If there are speed problems in an application like Stumpwm with the current Lisp systems, it is definitely not the raw micro-bench speed that's a problem, but more likely something else (architecture, threading, GC, event handling, bugs, ...).
While I have no idea what caused your problems at the time, I can assure you that it's nothing like that today. There is zero delay anywhere in it, and it's as fast it can be (in other words, I don't know of anything in it that, if made faster, would even be noticeable)
Come to think of it, I recall some performance issues that supposedly existed if SBCL was compiled with threading support. It's since been resolved, though, as far as I can tell.
I went far enough down the rabbit hole to conclude that the source of the trouble was threading. If that's been fixed, then I'm going to give stump another shot right now.
No one's looking at this page anymore, but I happened to have the tab open and think it's an interesting question...
StumpWM handles windows a little differently than i3. In Stump, every new window simply piles on top of the existing windows. There's no stacked/tabbed/split layouts to switch from. You switch windows with a fuzzy-matching text-completion thing.
When you want a split, you give a "split" command, either vertical or horizontal. The top-most (ie visible) window goes into the new split, and the next window down the stack becomes visible in the leftover space. Removing a split is another single command. Pulling a different window into a split is another single command.

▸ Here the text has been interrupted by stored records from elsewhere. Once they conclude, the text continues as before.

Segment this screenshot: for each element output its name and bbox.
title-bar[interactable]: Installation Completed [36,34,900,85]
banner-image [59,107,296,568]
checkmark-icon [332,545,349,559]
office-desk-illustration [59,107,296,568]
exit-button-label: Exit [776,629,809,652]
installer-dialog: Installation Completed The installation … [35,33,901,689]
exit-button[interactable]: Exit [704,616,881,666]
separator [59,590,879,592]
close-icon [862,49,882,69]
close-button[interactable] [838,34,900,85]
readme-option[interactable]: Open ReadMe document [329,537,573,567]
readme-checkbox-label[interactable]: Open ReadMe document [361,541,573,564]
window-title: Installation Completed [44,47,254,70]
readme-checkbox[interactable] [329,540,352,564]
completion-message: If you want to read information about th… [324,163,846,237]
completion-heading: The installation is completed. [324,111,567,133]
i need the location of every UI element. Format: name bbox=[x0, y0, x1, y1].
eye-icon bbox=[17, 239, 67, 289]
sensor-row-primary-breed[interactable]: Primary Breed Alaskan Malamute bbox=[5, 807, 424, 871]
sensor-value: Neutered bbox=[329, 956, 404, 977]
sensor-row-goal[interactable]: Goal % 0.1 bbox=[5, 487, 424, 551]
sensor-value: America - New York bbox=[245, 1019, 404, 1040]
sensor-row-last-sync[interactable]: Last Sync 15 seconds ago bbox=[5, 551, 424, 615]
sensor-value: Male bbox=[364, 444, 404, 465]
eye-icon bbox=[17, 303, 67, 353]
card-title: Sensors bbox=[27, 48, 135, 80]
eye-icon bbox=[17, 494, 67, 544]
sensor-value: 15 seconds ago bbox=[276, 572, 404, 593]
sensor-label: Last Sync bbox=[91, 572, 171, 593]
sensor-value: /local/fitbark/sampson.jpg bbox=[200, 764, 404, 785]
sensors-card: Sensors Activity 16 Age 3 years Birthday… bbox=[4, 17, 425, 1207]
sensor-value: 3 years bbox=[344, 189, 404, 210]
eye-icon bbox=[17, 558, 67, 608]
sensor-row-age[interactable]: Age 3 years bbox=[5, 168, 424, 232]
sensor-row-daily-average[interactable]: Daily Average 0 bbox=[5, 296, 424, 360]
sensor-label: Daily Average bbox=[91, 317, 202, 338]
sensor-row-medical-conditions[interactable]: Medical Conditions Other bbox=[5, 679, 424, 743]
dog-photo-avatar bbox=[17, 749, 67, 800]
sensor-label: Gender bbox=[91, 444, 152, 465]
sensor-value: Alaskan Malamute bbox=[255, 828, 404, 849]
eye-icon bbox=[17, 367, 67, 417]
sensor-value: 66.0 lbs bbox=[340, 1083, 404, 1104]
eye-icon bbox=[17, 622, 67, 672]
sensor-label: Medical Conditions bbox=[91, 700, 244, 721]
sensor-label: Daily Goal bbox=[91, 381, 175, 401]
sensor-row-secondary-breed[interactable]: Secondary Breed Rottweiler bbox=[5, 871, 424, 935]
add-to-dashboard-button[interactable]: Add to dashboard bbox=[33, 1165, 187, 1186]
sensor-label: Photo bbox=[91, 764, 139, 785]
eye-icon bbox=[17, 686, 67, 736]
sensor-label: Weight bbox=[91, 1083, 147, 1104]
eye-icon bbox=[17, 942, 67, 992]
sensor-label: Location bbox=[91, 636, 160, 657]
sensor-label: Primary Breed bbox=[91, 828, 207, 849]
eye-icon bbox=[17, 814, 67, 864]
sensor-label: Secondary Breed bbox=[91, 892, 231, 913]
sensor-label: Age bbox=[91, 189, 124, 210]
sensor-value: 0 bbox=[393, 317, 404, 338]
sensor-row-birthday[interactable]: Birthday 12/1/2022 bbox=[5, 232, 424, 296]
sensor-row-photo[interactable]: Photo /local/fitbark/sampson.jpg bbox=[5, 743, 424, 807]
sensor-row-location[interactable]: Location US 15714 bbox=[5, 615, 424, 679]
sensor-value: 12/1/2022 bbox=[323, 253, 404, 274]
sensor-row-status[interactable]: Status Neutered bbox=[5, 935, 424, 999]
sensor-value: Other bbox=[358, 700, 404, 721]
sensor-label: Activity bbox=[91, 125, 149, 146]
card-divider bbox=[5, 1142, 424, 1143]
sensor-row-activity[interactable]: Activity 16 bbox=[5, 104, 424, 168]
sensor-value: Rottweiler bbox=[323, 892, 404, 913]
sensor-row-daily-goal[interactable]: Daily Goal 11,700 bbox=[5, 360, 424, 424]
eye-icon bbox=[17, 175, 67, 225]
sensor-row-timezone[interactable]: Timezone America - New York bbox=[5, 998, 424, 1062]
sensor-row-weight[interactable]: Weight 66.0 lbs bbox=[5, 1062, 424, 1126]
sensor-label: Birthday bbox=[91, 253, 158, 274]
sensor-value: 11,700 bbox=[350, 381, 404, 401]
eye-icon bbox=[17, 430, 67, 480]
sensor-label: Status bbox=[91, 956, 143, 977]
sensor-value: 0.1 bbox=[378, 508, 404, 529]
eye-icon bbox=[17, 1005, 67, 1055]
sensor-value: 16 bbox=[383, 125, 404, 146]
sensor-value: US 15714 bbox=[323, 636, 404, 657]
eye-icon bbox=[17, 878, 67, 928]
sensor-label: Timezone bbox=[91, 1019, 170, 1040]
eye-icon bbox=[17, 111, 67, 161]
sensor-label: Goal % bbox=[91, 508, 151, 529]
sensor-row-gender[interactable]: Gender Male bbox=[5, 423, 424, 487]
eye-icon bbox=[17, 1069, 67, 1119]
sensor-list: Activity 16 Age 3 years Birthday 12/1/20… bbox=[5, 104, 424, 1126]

Almost the only times I want to split windows is where I need to look at something side-by-side really quickly, for whatever reason. In Stump that's one command to split, and another to remove the split.
In i3, it's "create a split container", "move to another window", "move this window into the split container", do what you need to do, then "move this window up/out of the split container", then "move the original window up/out of the split container". I regularly get tangled up in the various containers, and have a hard time getting out of them.
I freely admit I may be doing it wrong, but I haven't yet figured out how to do it right.